The early history of vitamin C cannot readily be separated from that of the demise of scurvy. By the beginning of the nineteenth century it was generally accepted that it was possible to prevent and cure scurvy by the use of citrus fruits: James Lind’s contribution in establishing this belief was of paramount significance. But it was in essence a pharmacological concept rather than a nutritional one; the belief that the citrus fruits were replacing a missing dietary component would have been alien to medical thought at the beginning of the nineteenth century; even Lind himself did not regard fruit and vegetables as obligatory dietary principles in the prevention of scurvy. In other words, not until the end of the nineteenth century was there any general acceptance that scurvy was a deficiency disease resulting from a lack of a specific dietary principle and that the disease could be prevented or cured by appropriate dietary manipulation. Moreover, even this acceptance was complicated by the advent of the germ theory of disease which, some have argued, caused reversion to an infection theory to explain scurvy’s etiology.

One of the earliest thinkers to discuss these new ideas was George Budd (1808-82), Professor of Medicine at King’s College, London - although as K. C. Carter has indicated, Budd should perhaps be regarded as a developer rather than as an innovator of the “deficiency disease theory” (Hughes 1973; Carter 1977). In 1842, Budd published in the London Medical Gazette a series of articles entitled “Disorders Resulting from Defective Nutriment.” He described “three different forms of disease which are already traced to defective nutriment” and argued that such conditions resulted from the absence of dietary fac-tor(s) other than carbohydrate, fat, and protein, and that the absence of each of these specific factors would be associated with a specific disease - an idea that lay in abeyance for some 40 years until experimentally proved by N. Lunin. There can be little doubt that the three diseases described by Budd were avitaminoses A, C, and D.

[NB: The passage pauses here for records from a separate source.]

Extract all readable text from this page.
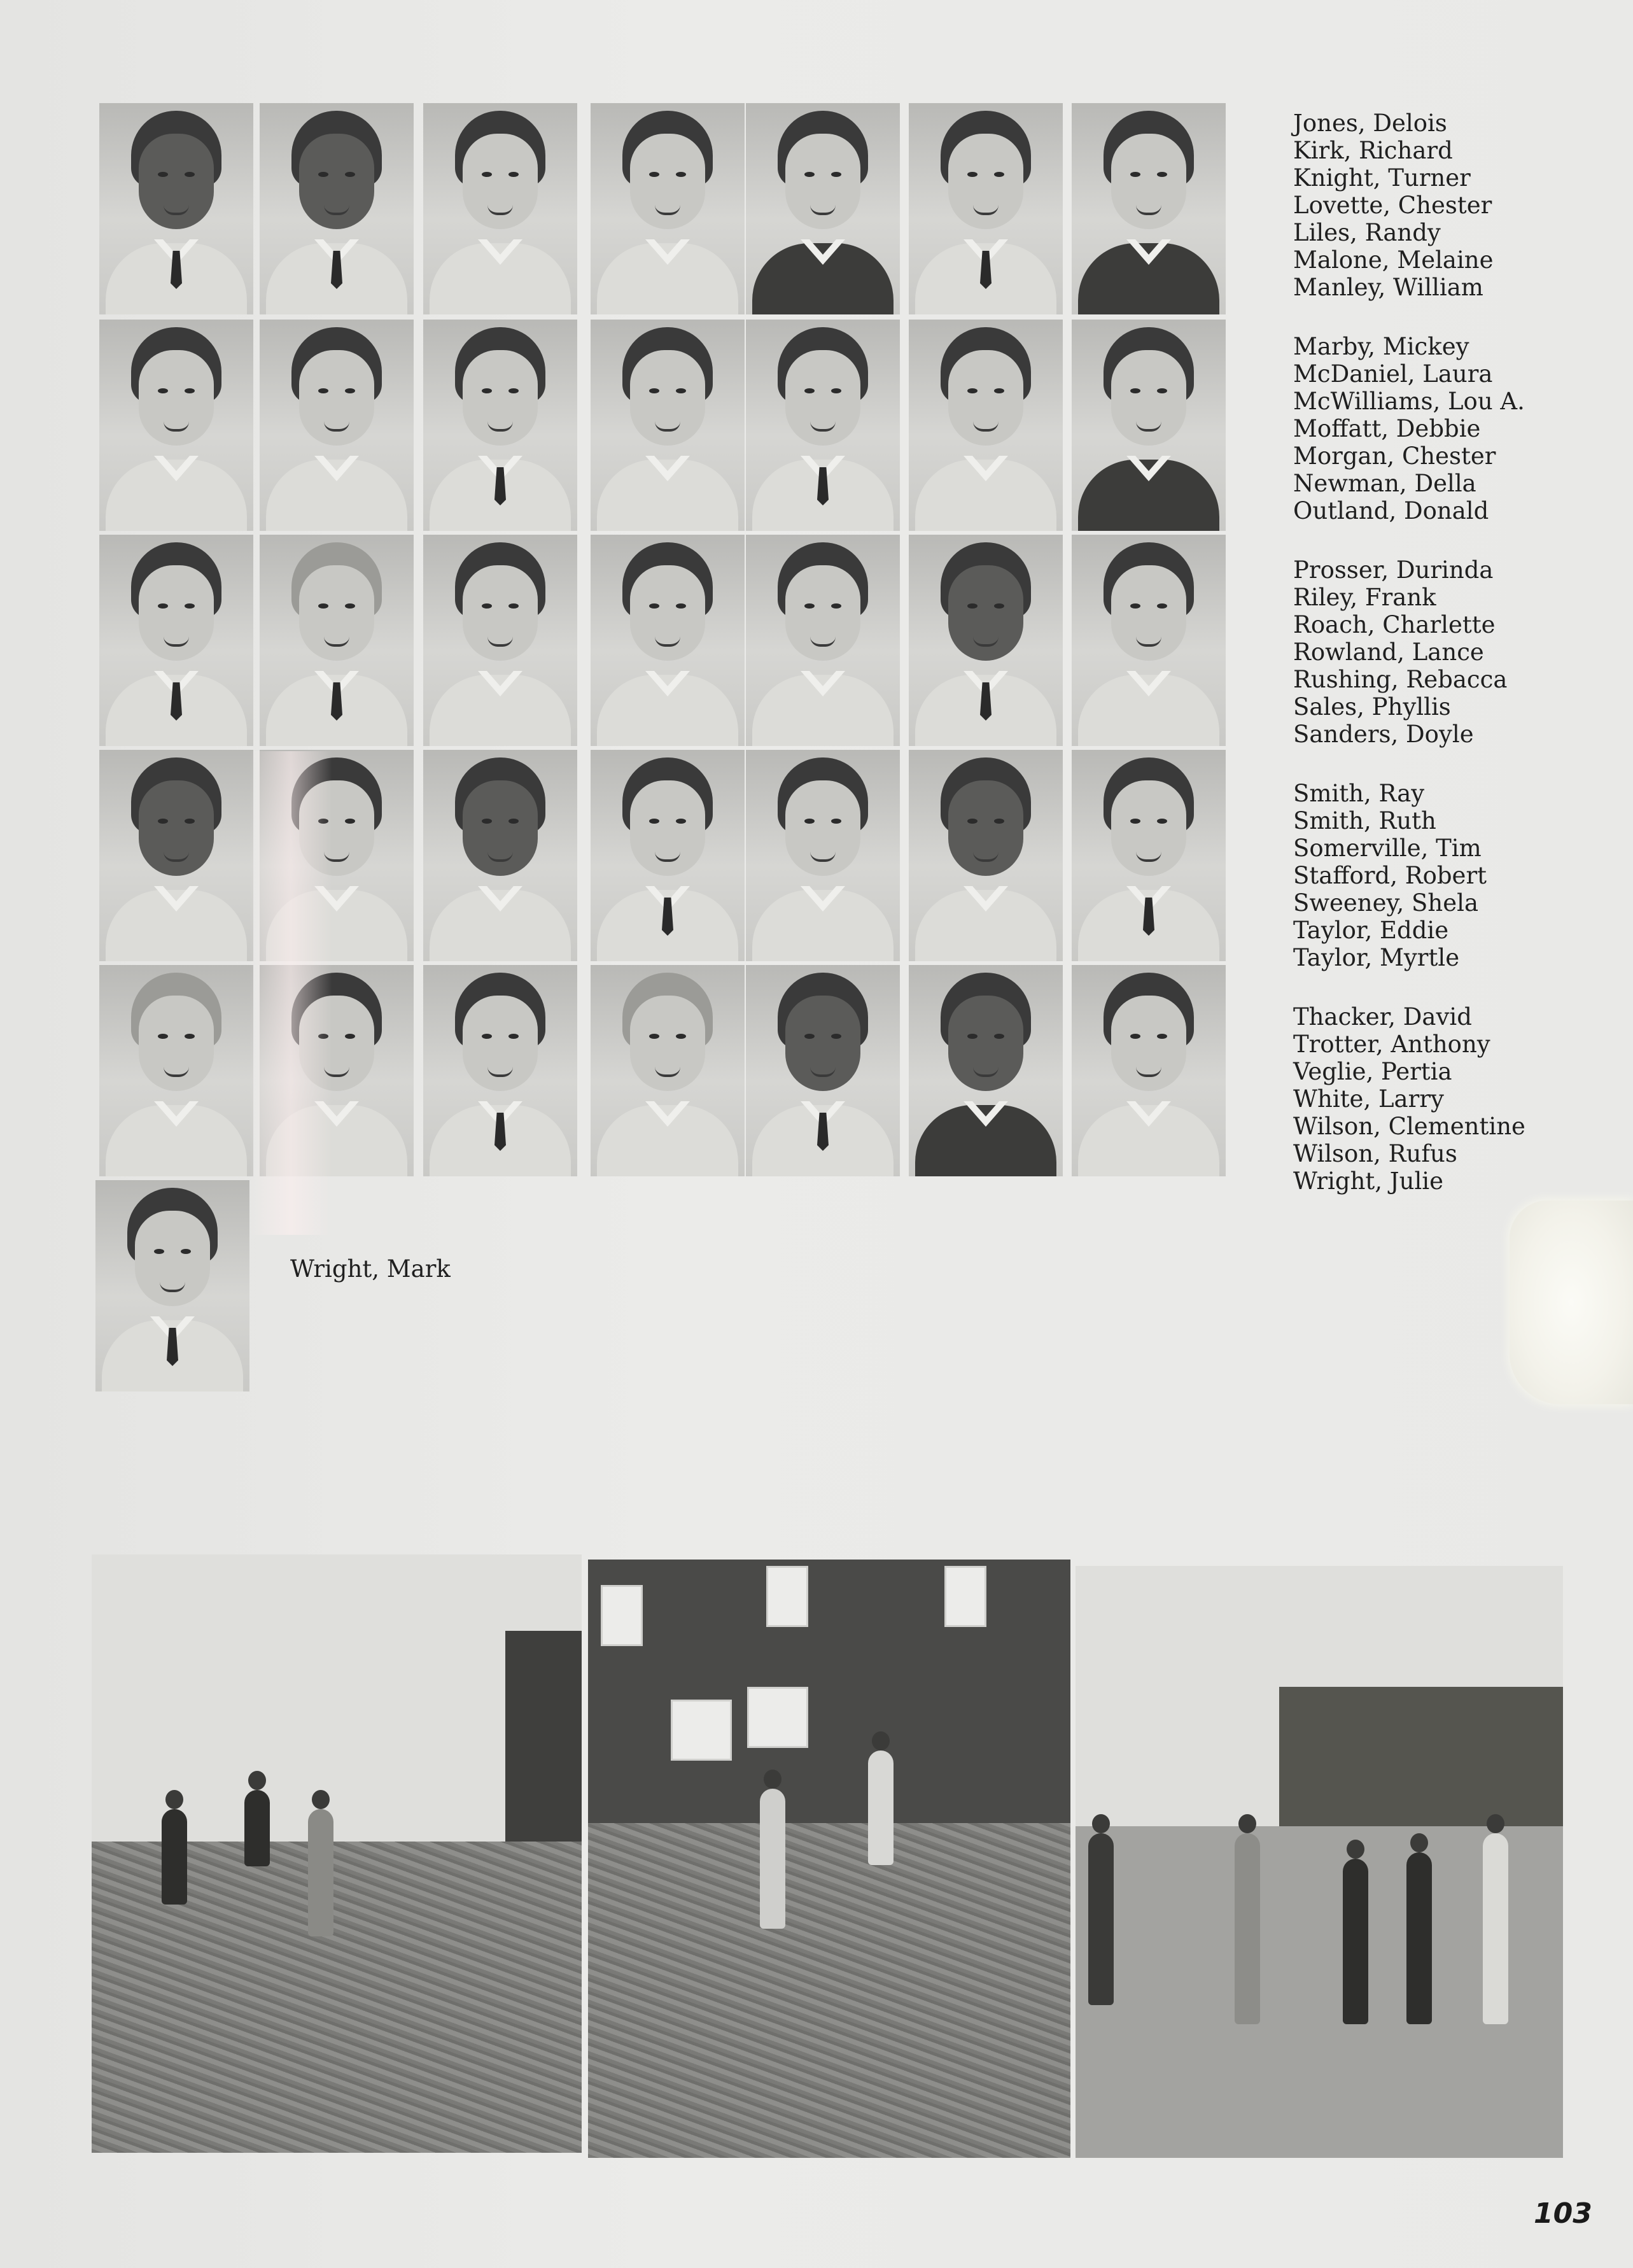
Jones, Delois
Kirk, Richard
Knight, Turner
Lovette, Chester
Liles, Randy
Malone, Melaine
Manley, William
Marby, Mickey
McDaniel, Laura
McWilliams, Lou A.
Moffatt, Debbie
Morgan, Chester
Newman, Della
Outland, Donald
Prosser, Durinda
Riley, Frank
Roach, Charlette
Rowland, Lance
Rushing, Rebacca
Sales, Phyllis
Sanders, Doyle
Smith, Ray
Smith, Ruth
Somerville, Tim
Stafford, Robert
Sweeney, Shela
Taylor, Eddie
Taylor, Myrtle
Thacker, David
Trotter, Anthony
Veglie, Pertia
White, Larry
Wilson, Clementine
Wilson, Rufus
Wright, Julie
Wright, Mark
103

L. J. Harris, himself a significant figure in the later history of vitamin C, aptly described Budd as “the prophet Budd” and referred to an article in which Budd expressed the belief that scurvy was due to the “lack of an essential element which it is hardly too sanguine to state will be discovered by organic chemistry or the experiments of physiologists in a not too distant future” (Budd 1840; Harris 1937:8).

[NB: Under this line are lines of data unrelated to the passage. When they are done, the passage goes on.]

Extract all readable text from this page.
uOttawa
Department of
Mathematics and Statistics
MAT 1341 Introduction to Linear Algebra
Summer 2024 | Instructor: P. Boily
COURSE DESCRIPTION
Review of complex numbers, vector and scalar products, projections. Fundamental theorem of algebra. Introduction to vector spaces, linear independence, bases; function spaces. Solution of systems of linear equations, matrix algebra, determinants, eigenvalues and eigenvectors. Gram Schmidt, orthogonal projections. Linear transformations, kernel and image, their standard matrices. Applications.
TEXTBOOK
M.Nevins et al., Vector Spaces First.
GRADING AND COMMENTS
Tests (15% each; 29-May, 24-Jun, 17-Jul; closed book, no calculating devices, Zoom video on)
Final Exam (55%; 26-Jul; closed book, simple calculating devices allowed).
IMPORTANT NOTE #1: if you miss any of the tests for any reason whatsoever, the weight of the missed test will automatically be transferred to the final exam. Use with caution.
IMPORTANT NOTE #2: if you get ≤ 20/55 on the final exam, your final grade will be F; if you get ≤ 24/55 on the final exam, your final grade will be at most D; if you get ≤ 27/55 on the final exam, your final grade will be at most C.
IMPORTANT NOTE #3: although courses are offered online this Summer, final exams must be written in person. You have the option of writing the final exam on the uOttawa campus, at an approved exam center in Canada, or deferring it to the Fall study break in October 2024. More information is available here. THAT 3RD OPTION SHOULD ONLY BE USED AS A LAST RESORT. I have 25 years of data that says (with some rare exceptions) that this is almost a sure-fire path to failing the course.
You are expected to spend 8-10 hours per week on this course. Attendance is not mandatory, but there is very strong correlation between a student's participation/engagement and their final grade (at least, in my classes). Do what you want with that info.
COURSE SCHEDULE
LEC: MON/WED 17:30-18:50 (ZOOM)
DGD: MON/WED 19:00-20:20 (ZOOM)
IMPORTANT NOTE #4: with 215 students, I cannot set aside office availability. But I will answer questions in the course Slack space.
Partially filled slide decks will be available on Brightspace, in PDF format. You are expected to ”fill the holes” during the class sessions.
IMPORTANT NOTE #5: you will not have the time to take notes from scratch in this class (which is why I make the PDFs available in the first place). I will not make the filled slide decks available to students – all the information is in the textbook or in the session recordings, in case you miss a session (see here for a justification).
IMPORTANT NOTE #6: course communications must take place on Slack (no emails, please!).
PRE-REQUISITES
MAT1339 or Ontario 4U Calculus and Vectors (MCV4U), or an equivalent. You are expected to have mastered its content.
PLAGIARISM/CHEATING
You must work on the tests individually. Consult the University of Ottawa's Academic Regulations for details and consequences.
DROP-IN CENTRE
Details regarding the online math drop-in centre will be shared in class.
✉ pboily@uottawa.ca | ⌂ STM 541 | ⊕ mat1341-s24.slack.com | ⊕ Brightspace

Little happened, however, to fulfill Budd’s prophesy until the beginning of the twentieth century. In 1907, A. Holst and T. Frohlich of Norway reported experiments in which they had demonstrated that scurvy could be induced in guinea pigs and cured by dietary manipulation (Holst and Frohlich 1907;Wilson 1975). They used guinea pigs to assess the antiscorbutic value of different foodstuffs and to show the thermolabile nature of the antiscorbutic factor. At the same time there were parallel, but independent, developments in the general theory of vitamin deficiency diseases. F. G. Hopkins, developing earlier work by Lunin, C. A. Pekelharing, W. Stepp, and others, in 1912 published his classic paper in which he demonstrated the presence of growth factors in milk and showed their essential dietary nature (Hopkins 1912); in the same year, Casimir Funk introduced his “vitamin hypothesis,” in which he attributed scurvy to the absence of an “anti-scurvy vitamine” (Harris 1937:1-21).

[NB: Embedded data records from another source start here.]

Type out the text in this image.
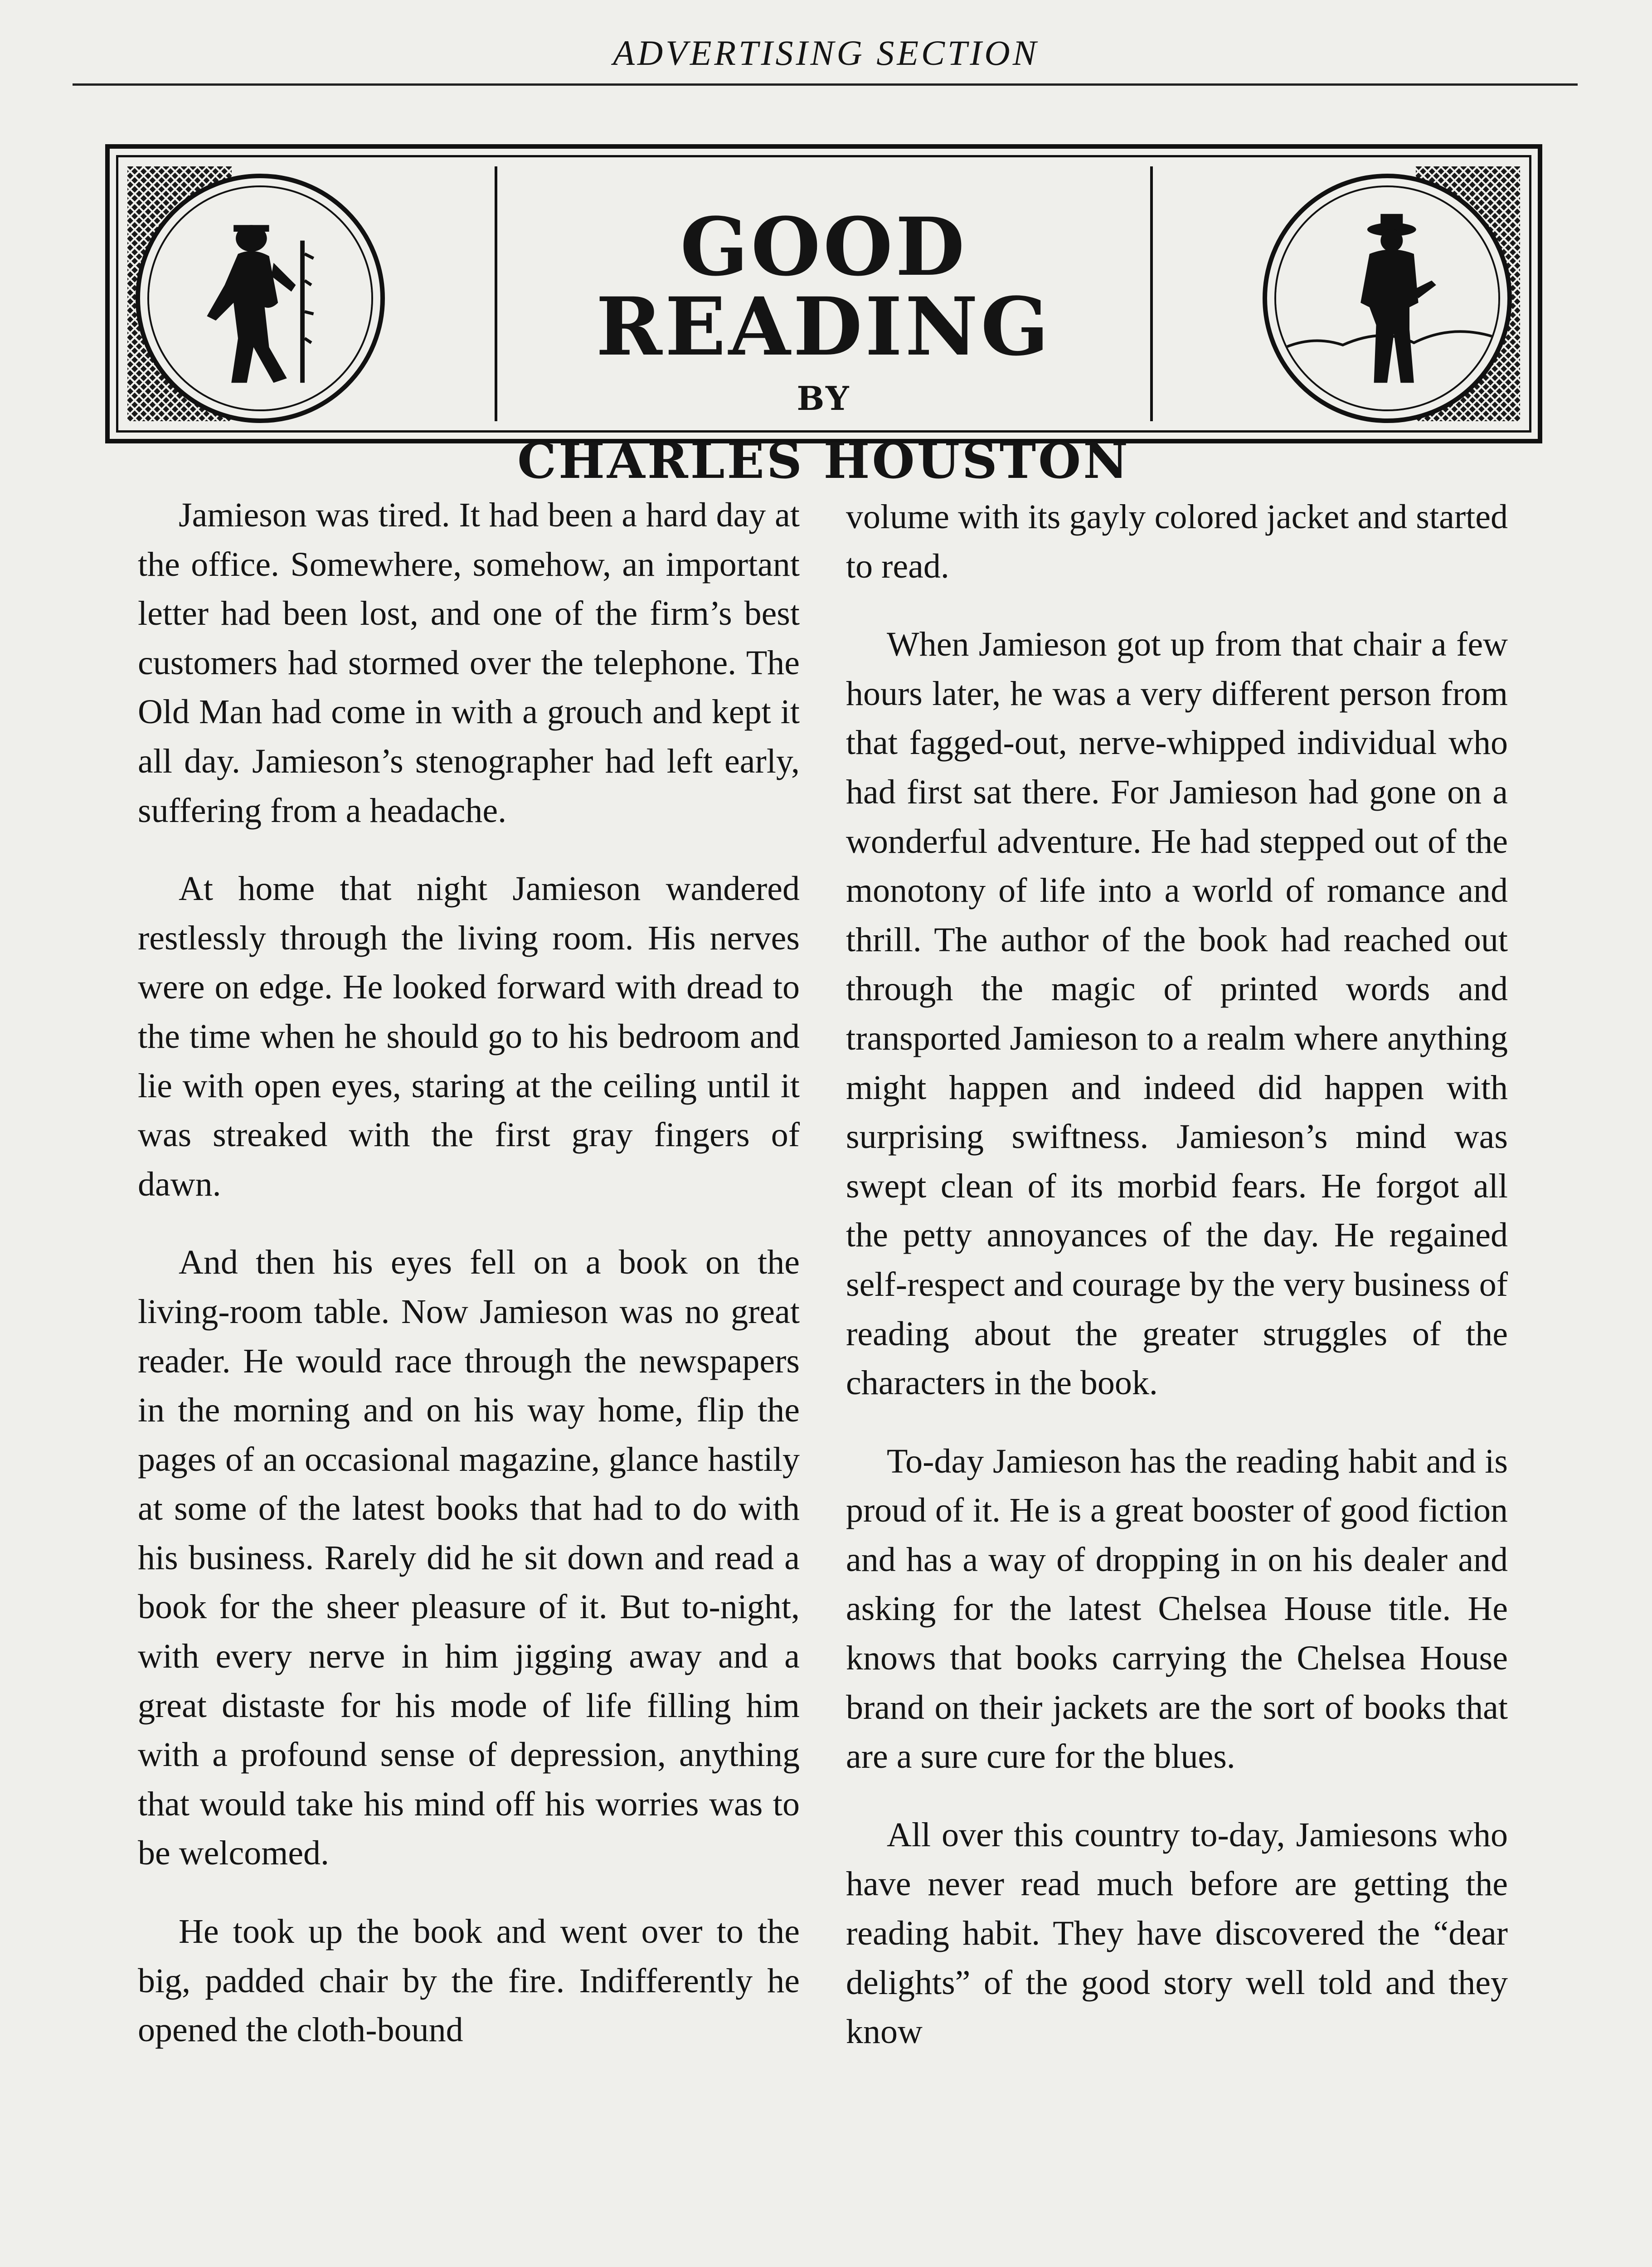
ADVERTISING SECTION
GOOD READING
BY
CHARLES HOUSTON

Jamieson was tired. It had been a hard day at the office. Somewhere, somehow, an important letter had been lost, and one of the firm’s best customers had stormed over the telephone. The Old Man had come in with a grouch and kept it all day. Jamieson’s stenographer had left early, suffering from a headache.

At home that night Jamieson wandered restlessly through the living room. His nerves were on edge. He looked forward with dread to the time when he should go to his bedroom and lie with open eyes, staring at the ceiling until it was streaked with the first gray fingers of dawn.

And then his eyes fell on a book on the living-room table. Now Jamieson was no great reader. He would race through the newspapers in the morning and on his way home, flip the pages of an occasional magazine, glance hastily at some of the latest books that had to do with his business. Rarely did he sit down and read a book for the sheer pleasure of it. But to-night, with every nerve in him jigging away and a great distaste for his mode of life filling him with a profound sense of depression, anything that would take his mind off his worries was to be welcomed.

He took up the book and went over to the big, padded chair by the fire. Indifferently he opened the cloth-bound

volume with its gayly colored jacket and started to read.

When Jamieson got up from that chair a few hours later, he was a very different person from that fagged-out, nerve-whipped individual who had first sat there. For Jamieson had gone on a wonderful adventure. He had stepped out of the monotony of life into a world of romance and thrill. The author of the book had reached out through the magic of printed words and transported Jamieson to a realm where anything might happen and indeed did happen with surprising swiftness. Jamieson’s mind was swept clean of its morbid fears. He forgot all the petty annoyances of the day. He regained self-respect and courage by the very business of reading about the greater struggles of the characters in the book.

To-day Jamieson has the reading habit and is proud of it. He is a great booster of good fiction and has a way of dropping in on his dealer and asking for the latest Chelsea House title. He knows that books carrying the Chelsea House brand on their jackets are the sort of books that are a sure cure for the blues.

All over this country to-day, Jamiesons who have never read much before are getting the reading habit. They have discovered the “dear delights” of the good story well told and they know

The use of the guinea pig assay technique for the assessment of the antiscorbutic factor was extended, and in 1917, H. Chick and M. Hume published an important paper in which they reported the factor’s distribution in a number of foodstuffs (Chick and Hume 1917). The following year A. Harden and S. S. Zilva published their fractionation studies on lemon juice, in which they demonstrated that the antiscorbutic potency was not attributable (as had been suggested by earlier workers) to the citric acid content (Harden and Zilva 1918). The year after that, J. C. Drummond designated the factor “Water soluble C” (Drummond 1919).